Um dilema a aflige à medida que avança pela calçada estreita demais para ela: deveria terminar primeiro a torta ou, antes, abocanhar o éclair? Seus pequeninos olhos porcinos, indecisos, olham para os acepipes presos firmemente entre seus dedos roliços. Ela é gorda, bela, voraz, gulosa e indecisa.
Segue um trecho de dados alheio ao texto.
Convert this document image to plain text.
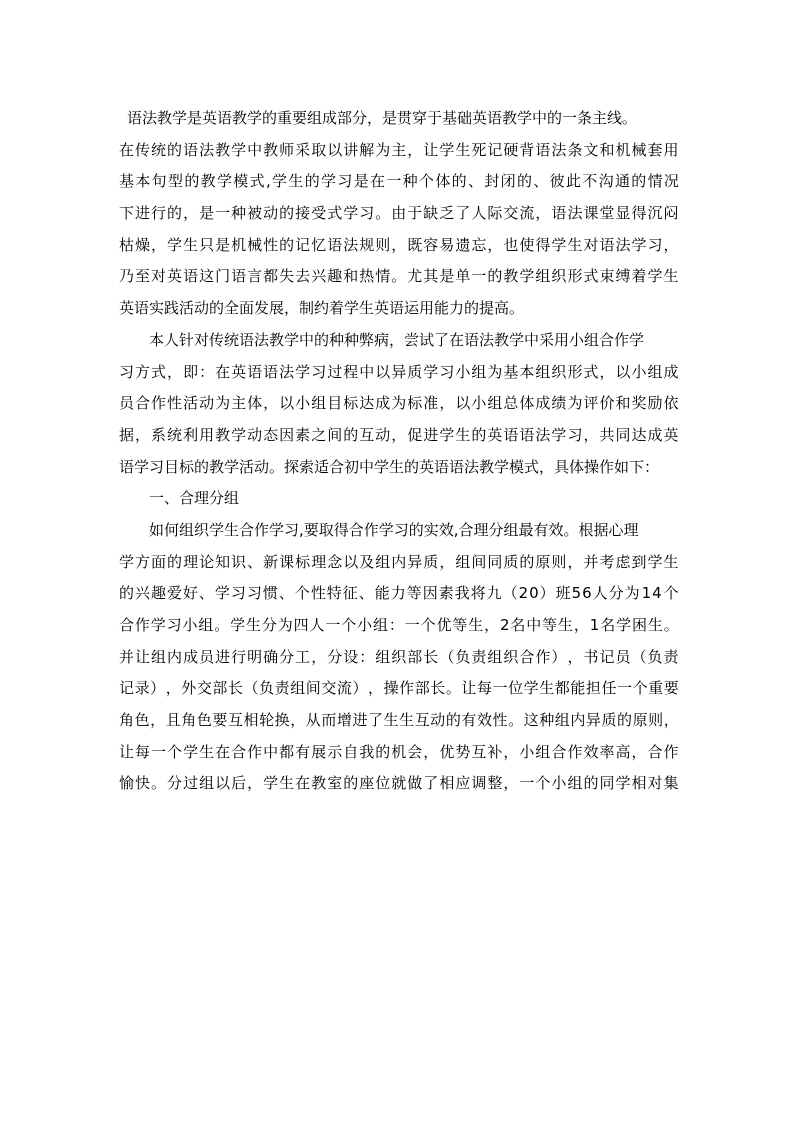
语法教学是英语教学的重要组成部分，是贯穿于基础英语教学中的一条主线。
在 传 统 的 语 法 教 学 中 教 师 采 取 以 讲 解 为 主 ， 让 学 生 死 记 硬 背 语 法 条 文 和 机 械 套 用
基 本 句 型 的 教 学 模 式 , 学 生 的 学 习 是 在 一 种 个 体 的 、 封 闭 的 、 彼 此 不 沟 通 的 情 况
下 进 行 的 ， 是 一 种 被 动 的 接 受 式 学 习 。 由 于 缺 乏 了 人 际 交 流 ， 语 法 课 堂 显 得 沉 闷
枯 燥 ， 学 生 只 是 机 械 性 的 记 忆 语 法 规 则 ， 既 容 易 遗 忘 ， 也 使 得 学 生 对 语 法 学 习 ，
乃 至 对 英 语 这 门 语 言 都 失 去 兴 趣 和 热 情 。 尤 其 是 单 一 的 教 学 组 织 形 式 束 缚 着 学 生
英语实践活动的全面发展，制约着学生英语运用能力的提高。
本人针对传统语法教学中的种种弊病，尝试了在语法教学中采用小组合作学
习 方 式 ， 即 ： 在 英 语 语 法 学 习 过 程 中 以 异 质 学 习 小 组 为 基 本 组 织 形 式 ， 以 小 组 成
员 合 作 性 活 动 为 主 体 ， 以 小 组 目 标 达 成 为 标 准 ， 以 小 组 总 体 成 绩 为 评 价 和 奖 励 依
据 ， 系 统 利 用 教 学 动 态 因 素 之 间 的 互 动 ， 促 进 学 生 的 英 语 语 法 学 习 ， 共 同 达 成 英
语学习目标的教学活动。探索适合初中学生的英语语法教学模式，具体操作如下：
一、合理分组
如何组织学生合作学习,要取得合作学习的实效,合理分组最有效。根据心理
学 方 面 的 理 论 知 识 、 新 课 标 理 念 以 及 组 内 异 质 ， 组 间 同 质 的 原 则 ， 并 考 虑 到 学 生
的 兴 趣 爱 好 、 学 习 习 惯 、 个 性 特 征 、 能 力 等 因 素 我 将 九 （ 2 0 ） 班 5 6 人 分 为 1 4 个
合 作 学 习 小 组 。 学 生 分 为 四 人 一 个 小 组 ： 一 个 优 等 生 ， 2 名 中 等 生 ， 1 名 学 困 生 。
并 让 组 内 成 员 进 行 明 确 分 工 ， 分 设 ： 组 织 部 长 （ 负 责 组 织 合 作 ） ， 书 记 员 （ 负 责
记 录 ） ， 外 交 部 长 （ 负 责 组 间 交 流 ） ， 操 作 部 长 。 让 每 一 位 学 生 都 能 担 任 一 个 重 要
角 色 ， 且 角 色 要 互 相 轮 换 ， 从 而 增 进 了 生 生 互 动 的 有 效 性 。 这 种 组 内 异 质 的 原 则 ，
让 每 一 个 学 生 在 合 作 中 都 有 展 示 自 我 的 机 会 ， 优 势 互 补 ， 小 组 合 作 效 率 高 ， 合 作
愉 快 。 分 过 组 以 后 ， 学 生 在 教 室 的 座 位 就 做 了 相 应 调 整 ， 一 个 小 组 的 同 学 相 对 集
Finalmente, trêmula e ofegante, numa antevisão gozosa dos prazeres que as ávidas papilas da sua língua sentiriam, a gorda atocha na boca o pedaço de torta. Mastiga e engole automaticamente, num movimento simultâneo aperfeiçoado por décadas de prática. Limpa a mão na saia cinza livrando-se dos restos do creme chantilly. As listas brancas sobre a saia formam a imagem grotesca de um quadro abstrato. Ela é gorda, bela, voraz, gulosa, indecisa e lambuzona.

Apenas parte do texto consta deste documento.